Intravenous injection of TVH into cynomolgus monkeys induces innate immune cell driven cytokine release and activation. TVH administration scheme was defined in Table 1. Briefly, 3 homologous intravenous injections of either TBS, 1 × 10⁹ Inf.U TVH or 6.75 × 10⁹ Inf.U TVH were performed on days 1, 22 and 43. Blood was taken prior to each immunization, 4 h and 24 h after each immunization for cytokine and chemokine analysis. For analysis of innate immune cell subset activation, PBMCs were taken on day 0 and day 2 after the first immunization. (a) Quantification of IL-6, IL-18, IFN-γ, CCL2 and CCL4 in sera at 0 (predose), 4 and 24 h after each immunization by Luminex is indicated as arbitrary units (AU). (b) Frequency of NK cells; (c) Mean Fluorescence Intensity (MFI) of CD69 on NK cells; (d) Percentage of Ki67⁺ NK cells; (e) MFI of CD80 on pDCs; (f) on cDC2-DCs, (g) CD14⁺ monocytes, (h) CD16⁺ monocytes, and (i) CD14⁺ CD16⁺ monocytes are shown for the times only after prime immunization. Data in figures b-i shown for individual animals and as Mean (depicted by columns) ± SEM. Two-way ANOVA was performe to evaluate statistically significant differences. ns, non-significant; *p < 0.05; **p < 0.01; ***p < 0.005; ****p < 0.001.

Figure 5

Induction of HER2- and MVA-specific IgG upon systemic immunization of cynomolgus monkeys using TVH. TVH administration scheme was defined in Table 1. Briefly, 3 homologous intravenous injections of either TBS, 1 × 10⁹ Inf.U TVH or 6.75 × 10⁹ Inf.U TVH were performed on days 1, 22 and 43. Blood was collected prior to the first immunization (predose: Day -12 and on days 22, 43, 46 and 71; day 71 only in Recovery Group; n = 4).

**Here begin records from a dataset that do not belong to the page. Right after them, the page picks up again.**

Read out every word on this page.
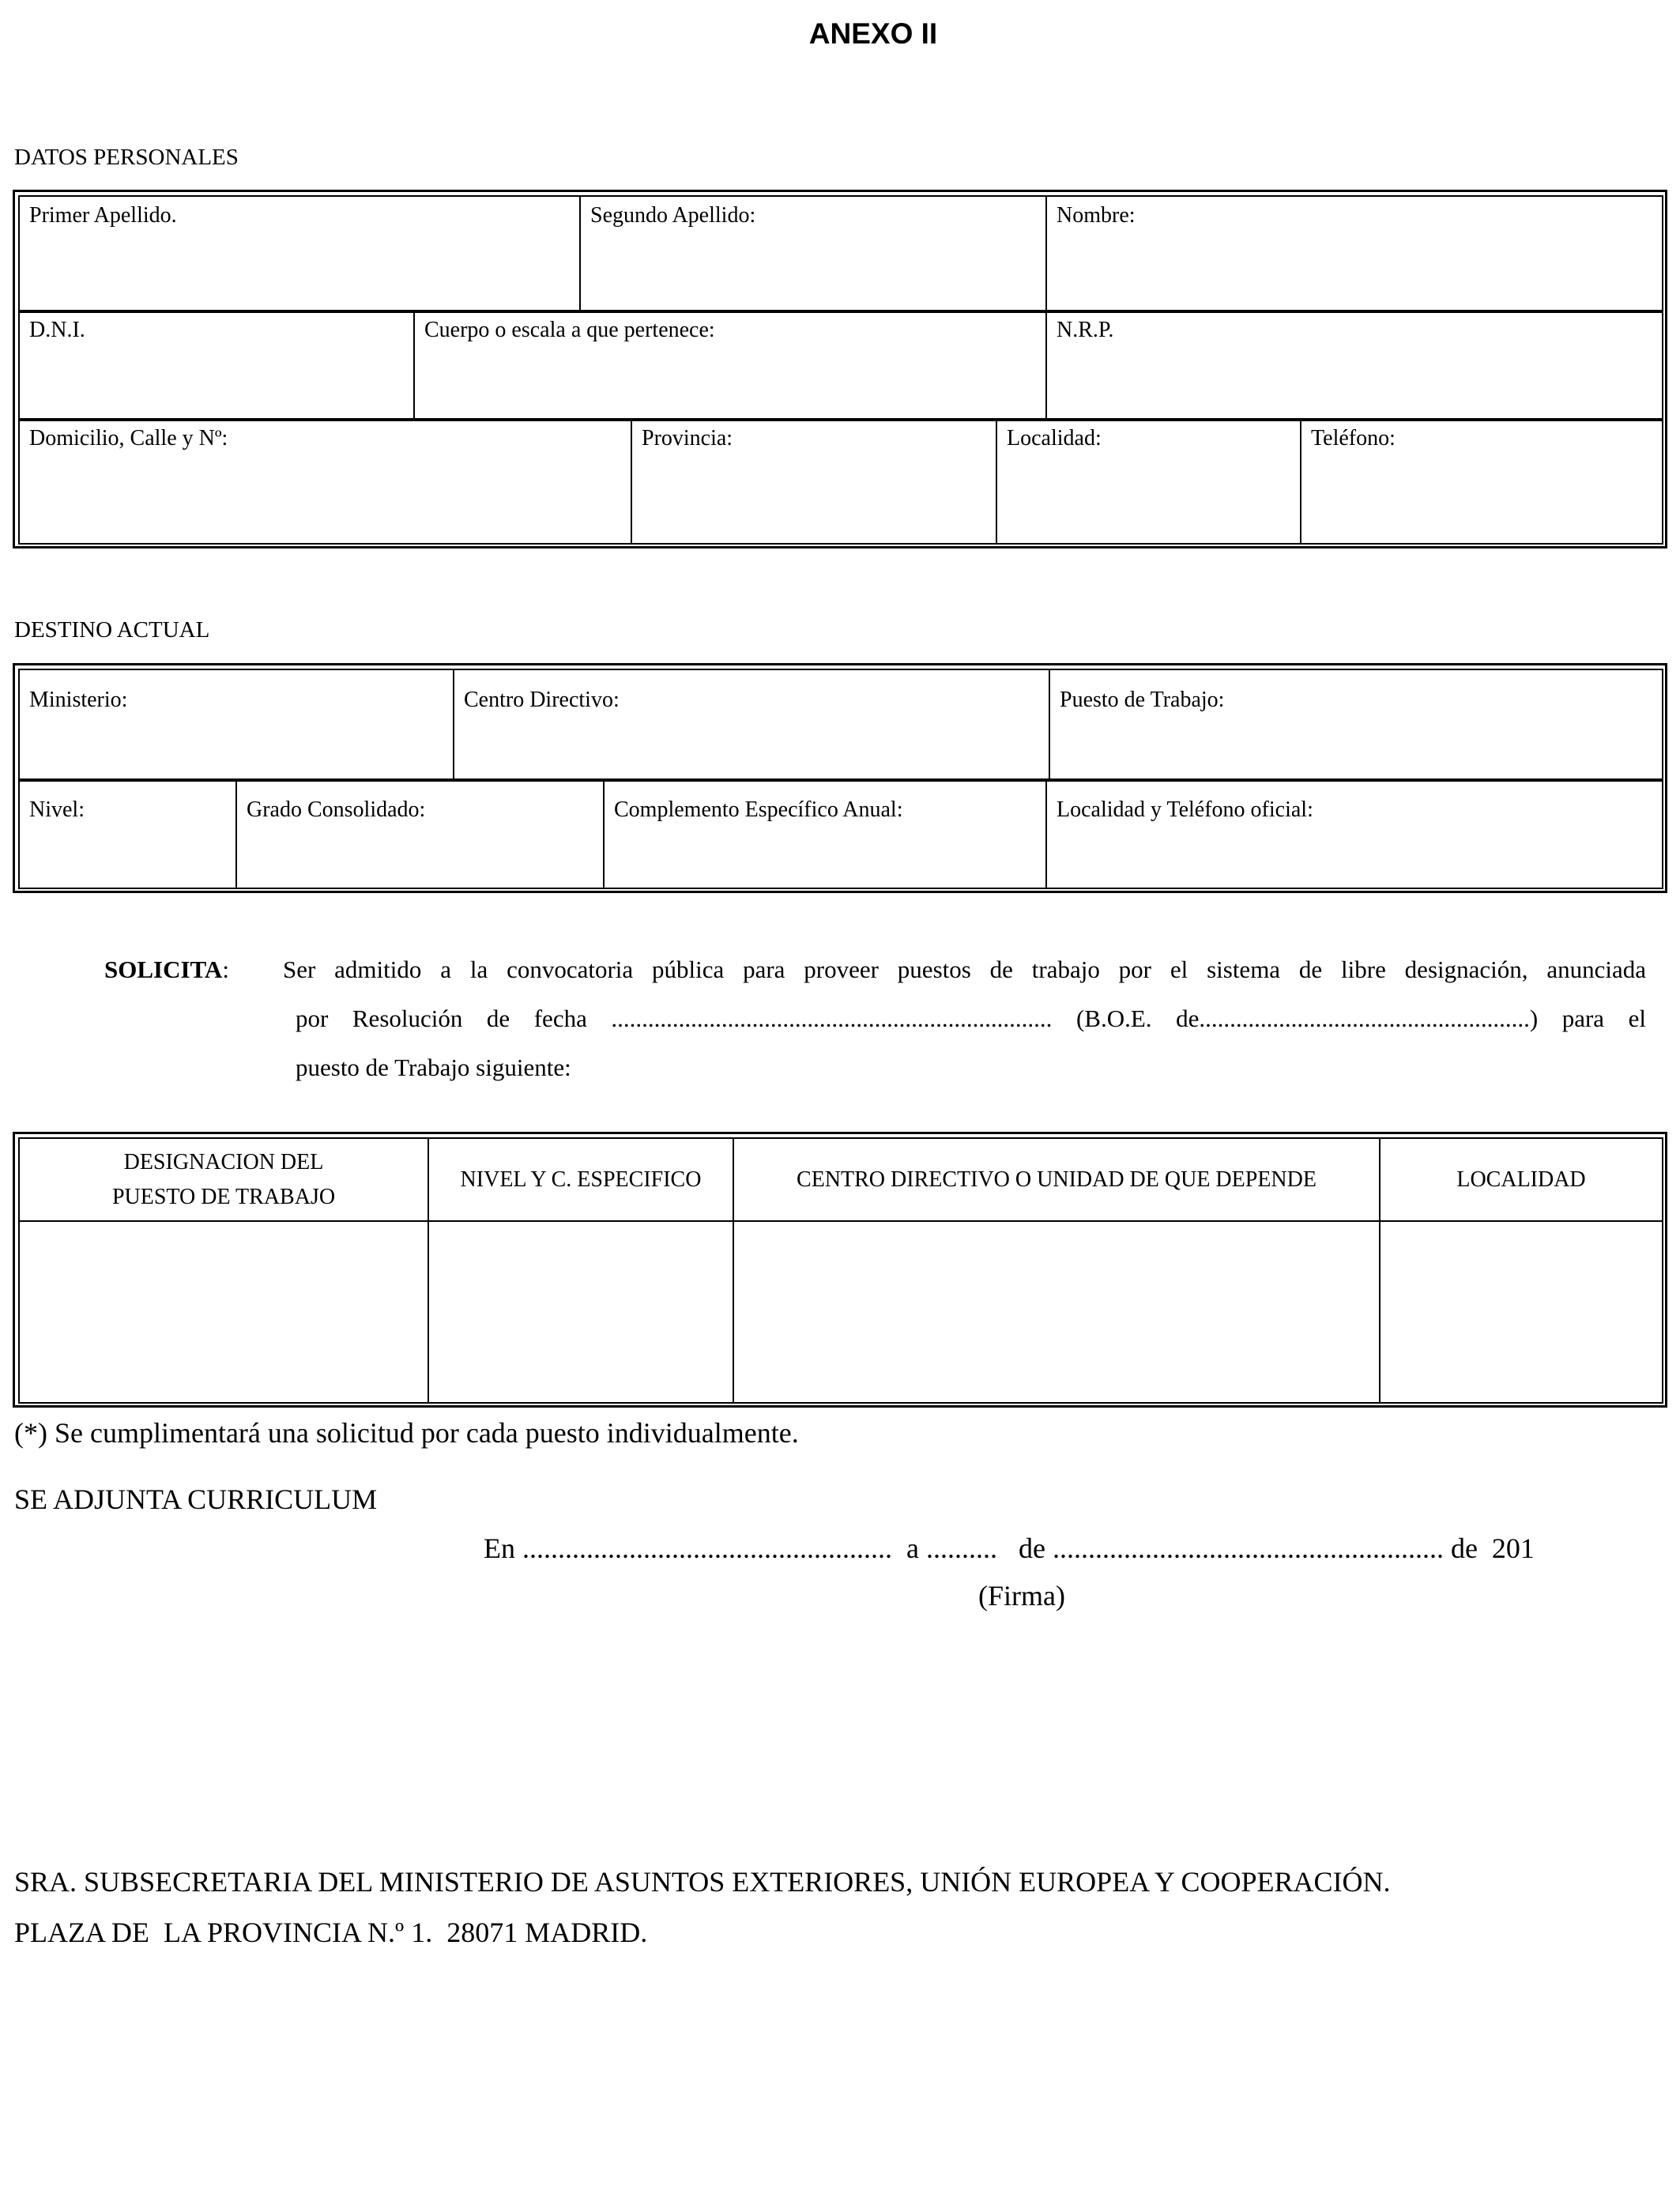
ANEXO II
DATOS PERSONALES
Primer Apellido.	Segundo Apellido:	Nombre:
D.N.I.	Cuerpo o escala a que pertenece:	N.R.P.
Domicilio, Calle y Nº:	Provincia:	Localidad:	Teléfono:
DESTINO ACTUAL
Ministerio:	Centro Directivo:	Puesto de Trabajo:
Nivel:	Grado Consolidado:	Complemento Específico Anual:	Localidad y Teléfono oficial:
SOLICITA: Ser admitido a la convocatoria pública para proveer puestos de trabajo por el sistema de libre designación, anunciada
por Resolución de fecha ........................................................................ (B.O.E. de......................................................) para el
puesto de Trabajo siguiente:
DESIGNACION DEL
PUESTO DE TRABAJO	NIVEL Y C. ESPECIFICO	CENTRO DIRECTIVO O UNIDAD DE QUE DEPENDE	LOCALIDAD

(*) Se cumplimentará una solicitud por cada puesto individualmente.
SE ADJUNTA CURRICULUM
En ....................................................  a ..........   de ....................................................... de  201
(Firma)
SRA. SUBSECRETARIA DEL MINISTERIO DE ASUNTOS EXTERIORES, UNIÓN EUROPEA Y COOPERACIÓN.
PLAZA DE  LA PROVINCIA N.º 1.  28071 MADRID.
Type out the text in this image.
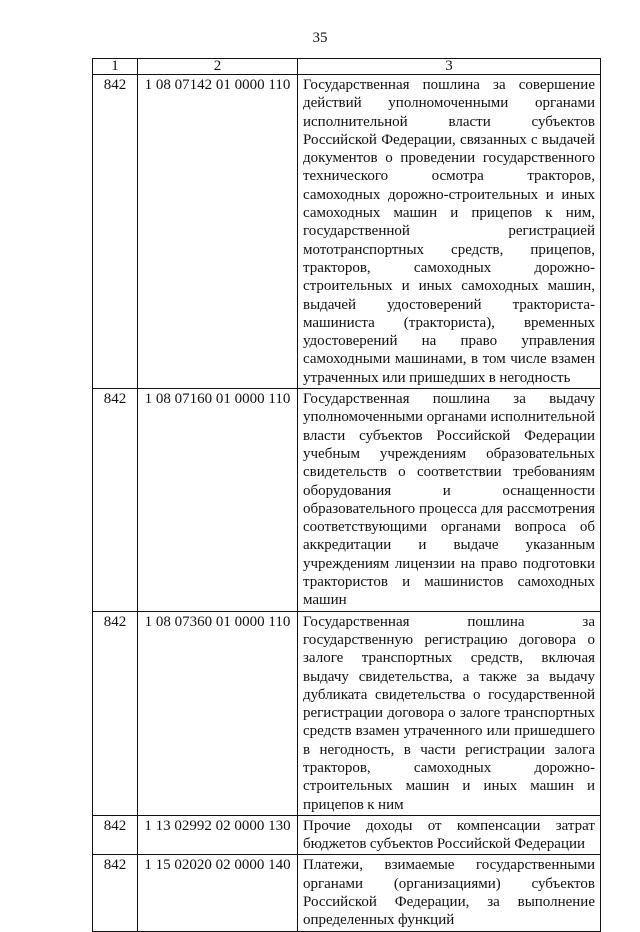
35
1	2	3
842	1 08 07142 01 0000 110	Государственная пошлина за совершение действий уполномоченными органами исполнительной власти субъектов Российской Федерации, связанных с выдачей документов о проведении государственного технического осмотра тракторов, самоходных дорожно-строительных и иных самоходных машин и прицепов к ним, государственной регистрацией мототранспортных средств, прицепов, тракторов, самоходных дорожно-строительных и иных самоходных машин, выдачей удостоверений тракториста-машиниста (тракториста), временных удостоверений на право управления самоходными машинами, в том числе взамен утраченных или пришедших в негодность
842	1 08 07160 01 0000 110	Государственная пошлина за выдачу уполномоченными органами исполнительной власти субъектов Российской Федерации учебным учреждениям образовательных свидетельств о соответствии требованиям оборудования и оснащенности образовательного процесса для рассмотрения соответствующими органами вопроса об аккредитации и выдаче указанным учреждениям лицензии на право подготовки трактористов и машинистов самоходных машин
842	1 08 07360 01 0000 110	Государственная пошлина за государственную регистрацию договора о залоге транспортных средств, включая выдачу свидетельства, а также за выдачу дубликата свидетельства о государственной регистрации договора о залоге транспортных средств взамен утраченного или пришедшего в негодность, в части регистрации залога тракторов, самоходных дорожно-строительных машин и иных машин и прицепов к ним
842	1 13 02992 02 0000 130	Прочие доходы от компенсации затрат бюджетов субъектов Российской Федерации
842	1 15 02020 02 0000 140	Платежи, взимаемые государственными органами (организациями) субъектов Российской Федерации, за выполнение определенных функций
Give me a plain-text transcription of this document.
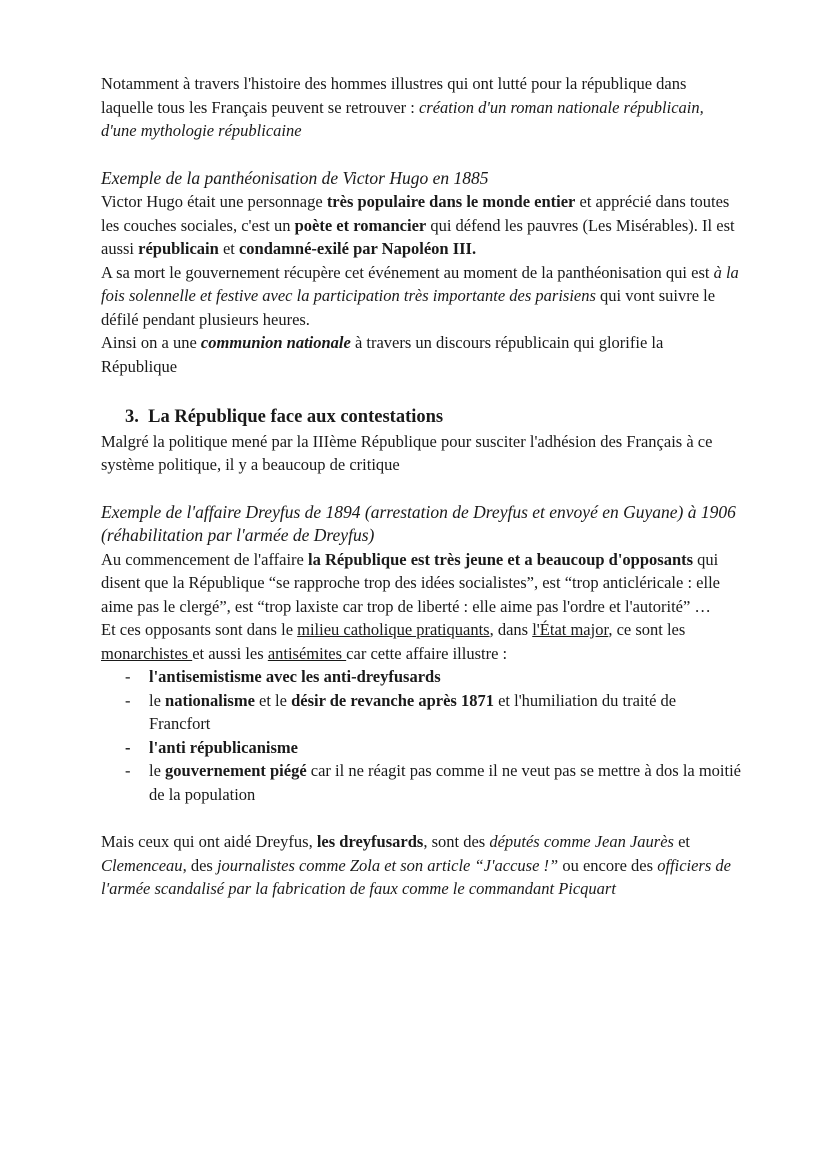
Notamment à travers l'histoire des hommes illustres qui ont lutté pour la république dans laquelle tous les Français peuvent se retrouver : création d'un roman nationale républicain, d'une mythologie républicaine

Exemple de la panthéonisation de Victor Hugo en 1885

Victor Hugo était une personnage très populaire dans le monde entier et apprécié dans toutes les couches sociales, c'est un poète et romancier qui défend les pauvres (Les Misérables). Il est aussi républicain et condamné-exilé par Napoléon III.

A sa mort le gouvernement récupère cet événement au moment de la panthéonisation qui est à la fois solennelle et festive avec la participation très importante des parisiens qui vont suivre le défilé pendant plusieurs heures.

Ainsi on a une communion nationale à travers un discours républicain qui glorifie la République

3. La République face aux contestations

Malgré la politique mené par la IIIème République pour susciter l'adhésion des Français à ce système politique, il y a beaucoup de critique

Exemple de l'affaire Dreyfus de 1894 (arrestation de Dreyfus et envoyé en Guyane) à 1906 (réhabilitation par l'armée de Dreyfus)

Au commencement de l'affaire la République est très jeune et a beaucoup d'opposants qui disent que la République “se rapproche trop des idées socialistes”, est “trop anticléricale : elle aime pas le clergé”, est “trop laxiste car trop de liberté : elle aime pas l'ordre et l'autorité” …

Et ces opposants sont dans le milieu catholique pratiquants, dans l'État major, ce sont les monarchistes et aussi les antisémites car cette affaire illustre :

- l'antisemistisme avec les anti-dreyfusards
- le nationalisme et le désir de revanche après 1871 et l'humiliation du traité de Francfort
- l'anti républicanisme
- le gouvernement piégé car il ne réagit pas comme il ne veut pas se mettre à dos la moitié de la population

Mais ceux qui ont aidé Dreyfus, les dreyfusards, sont des députés comme Jean Jaurès et Clemenceau, des journalistes comme Zola et son article “J'accuse !” ou encore des officiers de l'armée scandalisé par la fabrication de faux comme le commandant Picquart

Sera were analyzed using (a) MVA-specific IgG ELISA and (b) HER2-specific IgG ELISA. In this graph, IgG titers for individual animals are shown as well as GMTs (Geometric Mean Titers) depicted by horizonal bars +/-SEM. Two-way ANOVA was performed on figures a-b. ns, non-significant; *p < 0.05; **p < 0.01; ***p < 0.005; ****p < 0.001.